Damit hatte sich die Gewitterwolke entladen und gedachte nun rollend und wetterleuchtend abzuziehen.

Schon schlug die Hand des Davonstürmenden schallend auf den Türklopfer, als der nachdenklich gewordene Thaler endlich die Art für diesen ungeberdigen Draufgänger gefunden zu haben glaubte.

Mit ein paar grossen Schritten holte er ihn ein, legte ihm seine Hände wuchtig auf beide Schultern und schüttelte unter herzlichem Lachen die ganze Gestalt, wie wenn er den anderen zur Besinnung bringen wolle.

„Na, Sie alter Brummbär, so hören Sie doch.“

„Was denn?“ stotterte Zeisig verblüfft, der auf diese Wendung durchaus nicht gefasst war.

„Herr Gott, mein lieber Zeisig, ich will Sie doch nicht im Zorn von mir scheiden lassen. Unter keinen Umständen. Dazu schätze ich Sie viel zu sehr. Sie wissen wohl selbst, dass ich Sie für meinen hervorragendsten Mitarbeiter halte. Oder muss ich das etwa ausdrücklich betonen?“

„Herr Direktor,“ stotterte Zeisig, der sich den plötzlichen Umschwung durchaus nicht erklären konnte, und sah sich sehr unglücklich um.

„Und wenn man Sie so hört, alter Freund,“ fuhr Thaler kordial fort, „Ihre ganze fortreissende Art, dann muss man Sie ja ordentlich lieb gewinnen, Herr Gott, ja — trotz entgegengesetzter Ansichten —. Aber nun urteilen Sie selbst, kann ich diesen Aufsatz dem Schulrat vorlegen, ohne Gefahr für die mir anvertraute Anstalt? Sagen Sie.“

„Das weiss ich nicht, Herr Direktor, das weiss ich nicht. Darum hab’ ich mich nie gekümmert.“

„Ganz klar, Sie leben eben der Literatur und Ihren Idealen. — Aber weiter, können Sie sich denken, dass der Herr Schulrat Ihren Petersen auf diese Arbeit hin überhaupt zum mündlichen Examen zulässt? Dass er ihn nicht vielmehr wegen moralischer Unreife — ich spreche hier lediglich aus dem Gedankengang unseres Vorgesetzten — dass er ihn nicht einfach und glatt relegieren würde?“

„Relegieren?“ wiederholte Zeisig völlig betäubt, indem er sich verzweifelt durch sein Gelock fuhr, „halten — ja — halten Sie denn das überhaupt für möglich, Herr Direktor?“

„Ich bin davon überzeugt.“

„Ja, aber um Gottes willen, was tut man denn da?“ rief Zeisig ganz fassungslos, und in seinem ehrlichen Gesicht erschien der Ausdruck eines hilflosen Kindes. „Herr Direktor, hier müssen Sie helfen.“

Der Direktor trat zurück und nickte leicht:

„Sehen Sie, lieber Kollege, das hatte ich bereits im Sinne, als ich Sie hierher bitten liess.“

„Ja? — ja? — hatten Sie das?“ fragte Zeisig im Ton der Entschuldigung, in dem er verwirrt die Hände faltete. Und nun entwickelte ihm Direktor Thaler mit eindringlichem Ernst, dass Gust Petersen in der Behausung des Direktors den fraglichen Aufsatz noch einmal schreiben solle, nachdem Zeisig seinen Schüler von dem Vorgefallenen in Kenntnis gesetzt und ihn auf die Gefahr seiner Ansichten hingewiesen habe.

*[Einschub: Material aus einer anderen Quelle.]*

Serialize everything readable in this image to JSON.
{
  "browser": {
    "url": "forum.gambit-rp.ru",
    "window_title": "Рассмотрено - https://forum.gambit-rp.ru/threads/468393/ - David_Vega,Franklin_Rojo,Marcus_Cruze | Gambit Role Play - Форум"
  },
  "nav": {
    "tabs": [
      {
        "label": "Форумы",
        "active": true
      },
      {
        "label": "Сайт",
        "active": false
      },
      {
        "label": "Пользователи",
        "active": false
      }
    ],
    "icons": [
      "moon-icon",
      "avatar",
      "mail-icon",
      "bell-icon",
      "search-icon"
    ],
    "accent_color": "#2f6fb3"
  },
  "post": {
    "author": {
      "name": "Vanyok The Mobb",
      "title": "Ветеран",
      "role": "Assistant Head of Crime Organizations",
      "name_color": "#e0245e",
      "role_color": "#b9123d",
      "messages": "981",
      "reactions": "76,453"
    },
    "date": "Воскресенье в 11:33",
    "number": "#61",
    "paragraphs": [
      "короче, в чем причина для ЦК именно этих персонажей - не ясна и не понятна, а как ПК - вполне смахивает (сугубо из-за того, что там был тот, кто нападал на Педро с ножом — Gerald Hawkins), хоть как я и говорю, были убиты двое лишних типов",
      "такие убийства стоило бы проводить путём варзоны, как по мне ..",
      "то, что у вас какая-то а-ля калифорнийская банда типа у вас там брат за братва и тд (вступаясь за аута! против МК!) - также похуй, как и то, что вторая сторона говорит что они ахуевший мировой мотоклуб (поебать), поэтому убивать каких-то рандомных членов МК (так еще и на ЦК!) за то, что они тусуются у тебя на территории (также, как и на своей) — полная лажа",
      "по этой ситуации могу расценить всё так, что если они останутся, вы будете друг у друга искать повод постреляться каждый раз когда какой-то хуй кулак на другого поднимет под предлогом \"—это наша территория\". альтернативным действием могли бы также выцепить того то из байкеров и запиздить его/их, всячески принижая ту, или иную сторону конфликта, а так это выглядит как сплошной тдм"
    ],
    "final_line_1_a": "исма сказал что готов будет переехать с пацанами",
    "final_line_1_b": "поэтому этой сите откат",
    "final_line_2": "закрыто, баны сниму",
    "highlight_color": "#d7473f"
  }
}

„Das soll ich tun?“ forschte Zeisig in sich hineinmurmelnd.

Er erwachte wie aus tiefer Versunkenheit, und für einen Moment begannen seine Raubtieraugen die alte Glut zu sprühen.

„Sie,“ schloss der Direktor nachdrücklich.

„Ich? — das heisst, ich halte das Ganze — nein, nein, aber trotzdem, ich schicke ihn — ich schicke ihn her,“ knurrte Zeisig jetzt in unterdrückter Erregung —, „tun Sie dann mit ihm, was Sie für Recht halten. Aber nun — ich will es gleich besorgen — nun, gute Nacht, Herr Direktor.“

Damit kehrte er sich mit einer merkwürdig kurzen Verbeugung um, lief durch das Entree, schoss dann die weisse Holztreppe hinunter, dass die Stufen unter ihm krachten, und hörte noch wie der Direktor, der ihm bis auf den Vorplatz gefolgt war, dem Davoneilenden nachrief, dass Thaler mit dieser ganzen Veranstaltung lediglich dem Dr. Zeisig ein Zeichen seiner Achtung zu geben gedächte.

„Jawohl — jawohl — hum — hum.“

Zeisig war auf der Strasse.

Es regnete in Strömen. Allein der Oberlehrer spannte seinen Schirm nicht auf. Plötzlich jedoch gebrauchte er ihn zu etwas Seltsamem. Bei der ersten Laterne nämlich blieb er stehen und begann in unverständlicher Wut auf den eisernen Pfahl einzuhauen.

„Da — da — solch’ ein — o, das ist ja — das ist ja — —“ Was er aber damit ausdrücken wollte, das hat die Nachwelt nie erfahren.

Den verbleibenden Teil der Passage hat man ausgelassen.